Here are some stem cell stories that caught our eye this past week. Some are groundbreaking science, others are of personal interest to us, and still others are just fun.
Stem cells from a drop of blood. One reason Shinya Yamanaka won the Nobel Prize in 2012 was his discovery of iPS type stem cells had the potential to create replacement tissue that matched the patients. But reprogramming adult cells from every patient to be stem cells would be very expensive and time consuming—maybe too time consuming for acutely ill patients. So, many groups have proposed banks of iPS cells from diverse populations so that most people could get donor cells quickly that were closely matched immunologically. CIRM President Alan Trounson is working with an international group to start one such stem cell bank initiative that we wrote about last year.
But, collecting adult tissue from all the diverse populations of the world is problematic. Although the early method of taking skin biopsies to collect adult cells can now be replaced by blood draws, that is still not an optimal solution. So, a team in Singapore has developed a technique that allows the creation of iPS cells from a drop of blood from a simple finger stick, not the tablespoon or more that is currently required. They even devised a system that allows the donors to store and ship the sample themselves. Other researchers will need to verify the efficiency of the new procedure and the quality of the stem cells it creates, but the technique could make a world-wide tissue bank much more feasible.
Stem Cells Translational Medicine, the journal CIRM helped to found, published the study and the web site benzinga picked up the publisher’s press release.
The triumph of keeping leukemia alive in a dish. As resilient as leukemia stem cells can be in patients, you would think it would be easy to culture them in the lab. But that has not been the case. They lose their “stemness” when cultured, which has made it difficult for researchers to find the method to their cancer-causing madness. A team at the University of Montreal has isolated two chemicals that preserve the character of leukemia stem cells in lab culture. This should allow researcher to better understand what regulates their survival and growth and develop drugs to target their vulnerabilities. Nature Methods published the work and Fierce Biotech Research wrote about it.
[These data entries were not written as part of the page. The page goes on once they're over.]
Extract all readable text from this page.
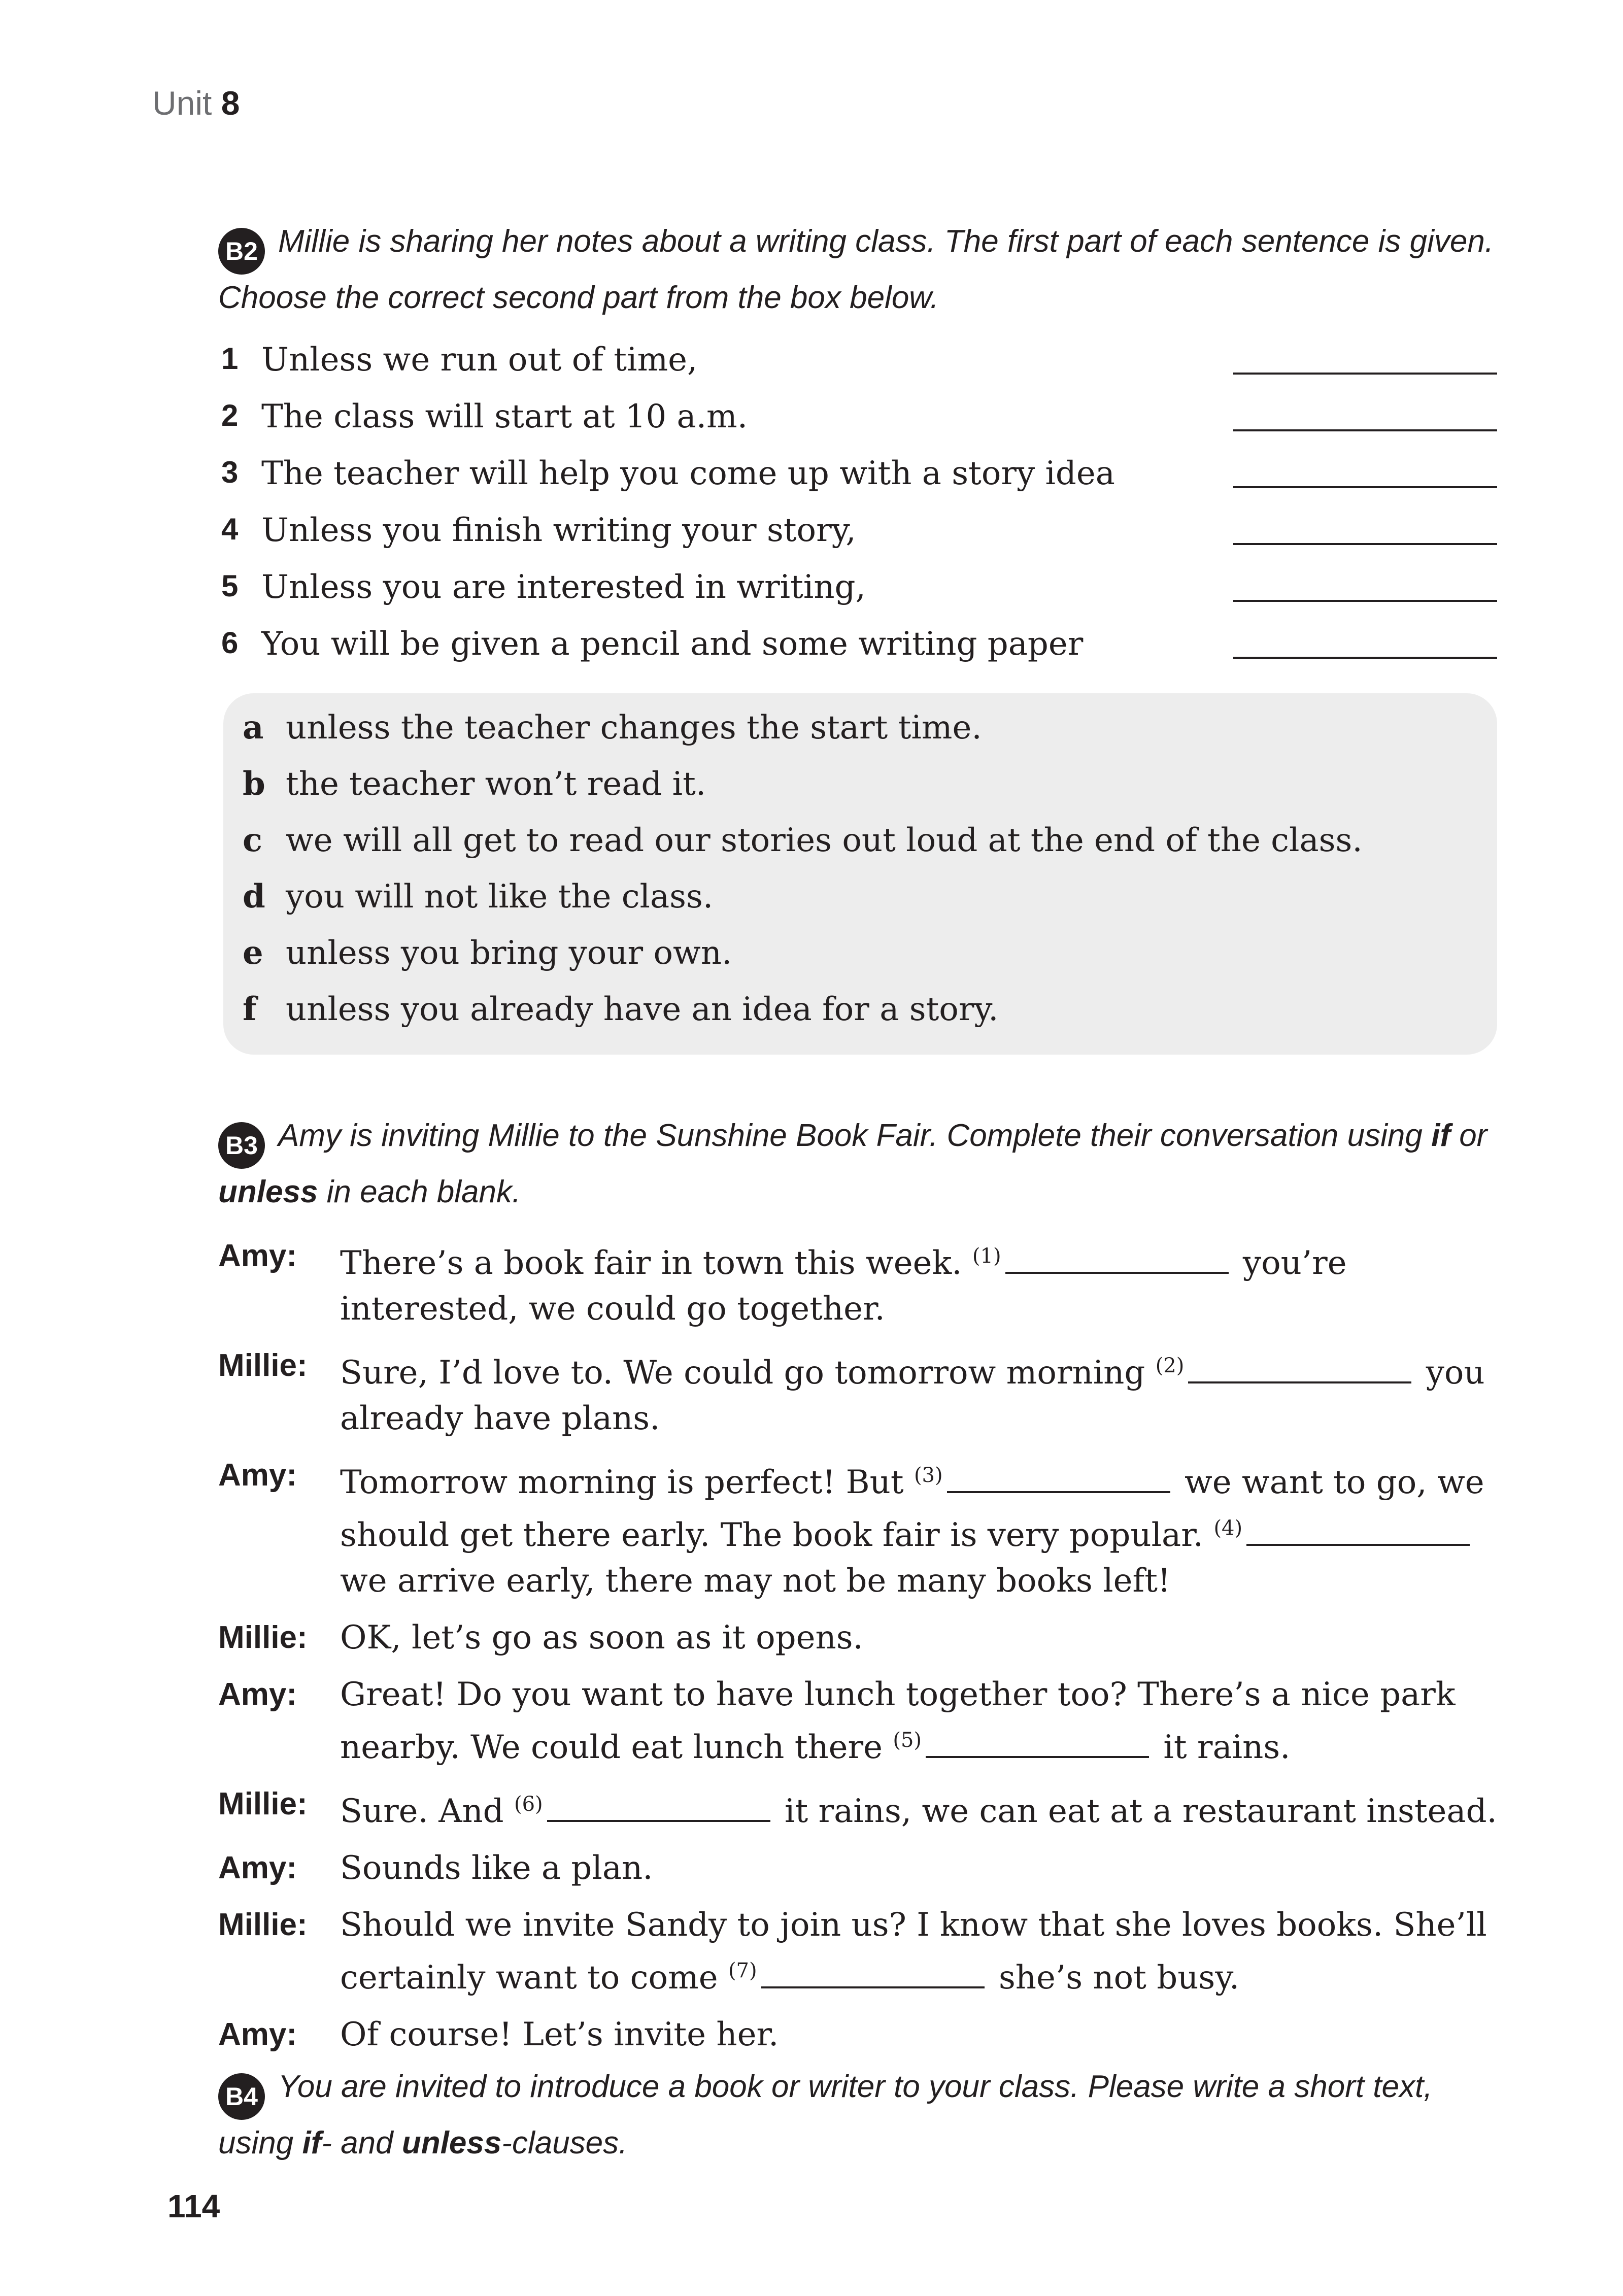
Unit 8
B2 Millie is sharing her notes about a writing class. The first part of each sentence is given. Choose the correct second part from the box below.
1 Unless we run out of time,
2 The class will start at 10 a.m.
3 The teacher will help you come up with a story idea
4 Unless you finish writing your story,
5 Unless you are interested in writing,
6 You will be given a pencil and some writing paper
a unless the teacher changes the start time.
b the teacher won’t read it.
c we will all get to read our stories out loud at the end of the class.
d you will not like the class.
e unless you bring your own.
f unless you already have an idea for a story.
B3 Amy is inviting Millie to the Sunshine Book Fair. Complete their conversation using if or unless in each blank.
Amy:	There’s a book fair in town this week. $^{(1)}$	you’re interested, we could go together.
Millie:	Sure, I’d love to. We could go tomorrow morning $^{(2)}$	you already have plans.
Amy:	Tomorrow morning is perfect! But $^{(3)}$	we want to go, we should get there early. The book fair is very popular. $^{(4)}$ we arrive early, there may not be many books left!
Millie:	OK, let’s go as soon as it opens.
Amy:	Great! Do you want to have lunch together too? There’s a nice park nearby. We could eat lunch there $^{(5)}$	it rains.
Millie:	Sure. And $^{(6)}$	it rains, we can eat at a restaurant instead.
Amy:	Sounds like a plan.
Millie:	Should we invite Sandy to join us? I know that she loves books. She’ll certainly want to come $^{(7)}$	she’s not busy.
Amy:	Of course! Let’s invite her.
B4 You are invited to introduce a book or writer to your class. Please write a short text, using if- and unless-clauses.
114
CIRM funds several projects targeting these treacherous cells including two that hope to begin clinical trials this year. You can read about those projects on our leukemia fact sheet.
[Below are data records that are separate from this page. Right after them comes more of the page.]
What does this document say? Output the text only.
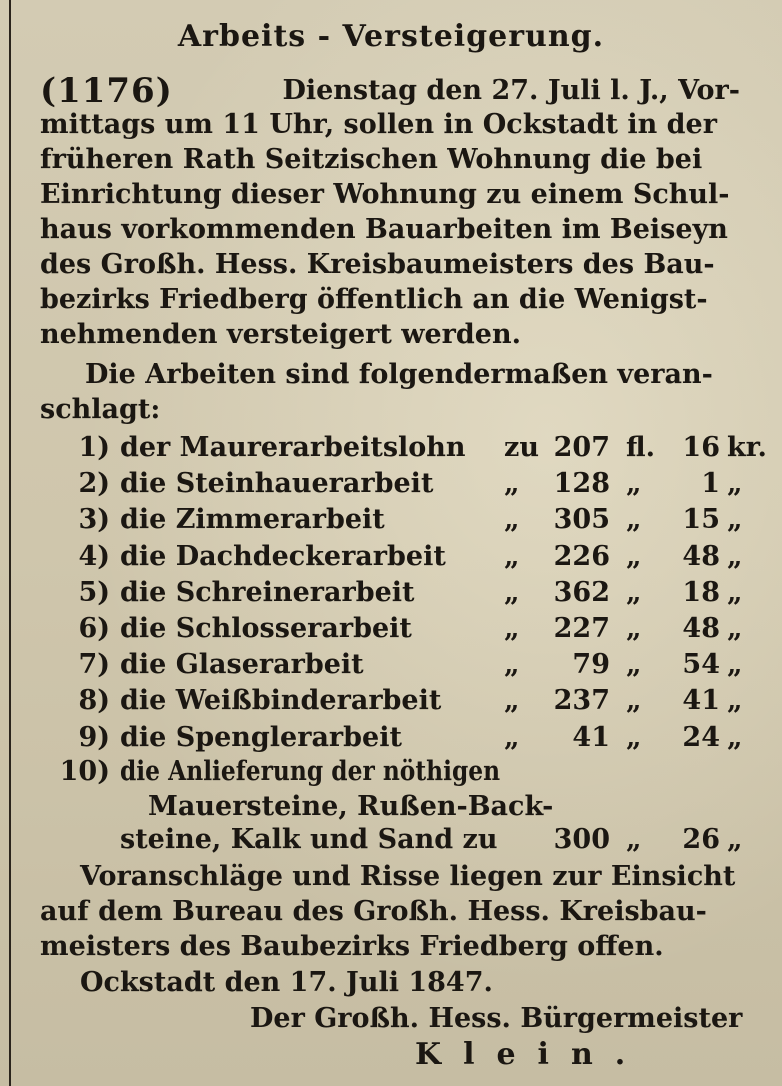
Arbeits - Versteigerung.
(1176)	Dienstag den 27. Juli l. J., Vor-
mittags um 11 Uhr, sollen in Ockstadt in der
früheren Rath Seitzischen Wohnung die bei
Einrichtung dieser Wohnung zu einem Schul-
haus vorkommenden Bauarbeiten im Beiseyn
des Großh. Hess. Kreisbaumeisters des Bau-
bezirks Friedberg öffentlich an die Wenigst-
nehmenden versteigert werden.
Die Arbeiten sind folgendermaßen veran-
schlagt:
1) der Maurerarbeitslohn zu 207 fl. 16 kr.
2) die Steinhauerarbeit	„ 128 „ 1 „
3) die Zimmerarbeit	„ 305 „ 15 „
4) die Dachdeckerarbeit „ 226 „ 48 „
5) die Schreinerarbeit	„ 362 „ 18 „
6) die Schlosserarbeit	„ 227 „ 48 „
7) die Glaserarbeit	„ 79 „ 54 „
8) die Weißbinderarbeit „ 237 „ 41 „
9) die Spenglerarbeit	„ 41 „ 24 „
10) die Anlieferung der nöthigen
Mauersteine, Rußen-Back-
steine, Kalk und Sand zu 300 „ 26 „
Voranschläge und Risse liegen zur Einsicht
auf dem Bureau des Großh. Hess. Kreisbau-
meisters des Baubezirks Friedberg offen.
Ockstadt den 17. Juli 1847.
Der Großh. Hess. Bürgermeister
Klein.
Mourning a stem cell champion. Jim Stowers was a hero to friends of mine who work at Washington University in St. Louis. Without him, embryonic stem cell research would probably be illegal in Missouri. He and his wife bankrolled the campaign to fight an effort to criminalize the work in 2006. They had earlier proven their commitment to biomedical research when they created the Stowers Institute in Kansas City in 2000 with a $2 billion endowment. In an obituary in the St. Louis Post-Dispatch William Danforth, chancellor emeritus at Wash U, said Stowers was committed to making the world a better place. We salute him and his efforts.